La Comunidad Autónoma Aragonesa parece no tomarse en serio la problemática que plantean cada vez más jóvenes con comportamientos y conductas que en no pocas ocasiones se convierten en patologías psiquiátricas. Baste recordar que en todo Aragón no existe un centro ni público ni privado para atajar este acuciante problema para cientos o miles de familias aragonesas.

Estamos haciendo, todos, una generación de descerebrados a base de fomentar en los medios de comunicación y en el seno de nuestras familias el éxito fácil y sin esfuerzo, la competitividad desmedida, la falta de valores o el predominio de unos en detrimento de otros.

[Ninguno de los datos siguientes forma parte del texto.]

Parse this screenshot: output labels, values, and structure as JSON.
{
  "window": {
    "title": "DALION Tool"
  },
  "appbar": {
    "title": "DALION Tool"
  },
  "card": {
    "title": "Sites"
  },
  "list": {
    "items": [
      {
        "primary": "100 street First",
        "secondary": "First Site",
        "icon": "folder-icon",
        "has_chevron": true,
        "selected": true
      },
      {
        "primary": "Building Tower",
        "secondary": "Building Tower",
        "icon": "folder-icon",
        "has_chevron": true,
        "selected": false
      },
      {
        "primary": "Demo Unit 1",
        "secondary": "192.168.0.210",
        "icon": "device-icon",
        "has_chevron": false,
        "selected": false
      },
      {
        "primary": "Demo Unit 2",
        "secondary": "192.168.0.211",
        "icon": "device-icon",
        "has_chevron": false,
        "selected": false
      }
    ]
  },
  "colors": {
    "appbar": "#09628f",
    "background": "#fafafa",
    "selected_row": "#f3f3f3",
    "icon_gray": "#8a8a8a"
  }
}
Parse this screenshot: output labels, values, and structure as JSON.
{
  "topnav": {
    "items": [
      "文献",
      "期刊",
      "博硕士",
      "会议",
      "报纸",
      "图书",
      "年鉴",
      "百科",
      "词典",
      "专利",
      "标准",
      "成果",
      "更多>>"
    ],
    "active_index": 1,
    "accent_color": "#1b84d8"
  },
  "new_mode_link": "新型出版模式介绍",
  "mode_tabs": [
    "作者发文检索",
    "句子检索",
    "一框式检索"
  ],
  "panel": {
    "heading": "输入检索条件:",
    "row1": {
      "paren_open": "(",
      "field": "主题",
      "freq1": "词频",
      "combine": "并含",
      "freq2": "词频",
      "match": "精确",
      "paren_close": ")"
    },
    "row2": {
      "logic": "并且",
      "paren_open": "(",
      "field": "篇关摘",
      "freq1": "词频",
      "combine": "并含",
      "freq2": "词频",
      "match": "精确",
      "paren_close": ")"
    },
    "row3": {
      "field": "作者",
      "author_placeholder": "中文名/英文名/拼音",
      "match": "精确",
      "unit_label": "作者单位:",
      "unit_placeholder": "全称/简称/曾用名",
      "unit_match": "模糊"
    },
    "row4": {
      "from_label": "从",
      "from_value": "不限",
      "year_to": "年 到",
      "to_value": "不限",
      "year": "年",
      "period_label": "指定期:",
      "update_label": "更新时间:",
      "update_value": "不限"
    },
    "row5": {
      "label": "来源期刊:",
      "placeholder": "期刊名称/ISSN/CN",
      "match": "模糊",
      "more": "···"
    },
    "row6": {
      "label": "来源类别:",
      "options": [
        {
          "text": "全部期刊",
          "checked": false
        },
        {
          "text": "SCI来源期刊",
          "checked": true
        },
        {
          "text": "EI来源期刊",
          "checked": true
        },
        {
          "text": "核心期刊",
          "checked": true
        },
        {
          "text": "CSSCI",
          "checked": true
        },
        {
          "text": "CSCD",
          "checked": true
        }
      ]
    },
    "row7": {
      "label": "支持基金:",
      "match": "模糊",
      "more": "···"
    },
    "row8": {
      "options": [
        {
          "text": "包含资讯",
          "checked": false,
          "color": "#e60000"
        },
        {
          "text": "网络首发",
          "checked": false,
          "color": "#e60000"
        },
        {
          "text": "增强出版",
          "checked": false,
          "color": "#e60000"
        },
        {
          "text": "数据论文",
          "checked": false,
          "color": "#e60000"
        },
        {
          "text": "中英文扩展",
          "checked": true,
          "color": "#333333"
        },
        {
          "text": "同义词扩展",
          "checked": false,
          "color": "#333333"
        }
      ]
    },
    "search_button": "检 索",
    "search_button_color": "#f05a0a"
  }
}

En la sociedad de hoy en día ser sincero, trabajador, solidario, coherente, es sinónimo de ser panoli o algo así. Los jóvenes ven esto y lo aprenden.

Recuerdo una encuesta realizada por la institución del Justicia de Aragón en la que un buen porcentaje de jóvenes consideraba que fumar porros no era nocivo.

Con semejante estado de cosas los chavales, al llegar a la adolescencia, un período complicado de por sí, terminan convirtiéndose en una verdadera bomba de relojería.

Además, con la dichosa LOGSE, críos de 11 y 12 años son obligados a acudir al instituto y, lo que antes ocurría a los 14 años: flirteo con drogas, las primeras salidas?comienza ahora dos o tres años antes. Gran idea de esta ley que nadie se ha atrevido a retirar a pesar de que no ha dado más que disgustos y un nivel académico de nuestros alumnos lamentable.

Por si fuera poco, algunos centros, conociendo que en su interior hay verdaderos trapicheos, tráfico de estupefacientes, peleas, abuso de alumnos hacia otros alumnos o hacia los propios profesores, no saben o no quieren atajar el problema.

No es de extrañar, pues, que con todo lo que les cuento, haya innumerables casos de adolescentes con problemas de adaptación, conductas agresivas, falta de conciencia y un largo etcétera. Sin embargo el Gobierno de Aragón ni ha sabido prever el problema ni parece que ello esté entre sus prioridades. ¡Y eso que tenemos una consejería de Familia y otra de Educación!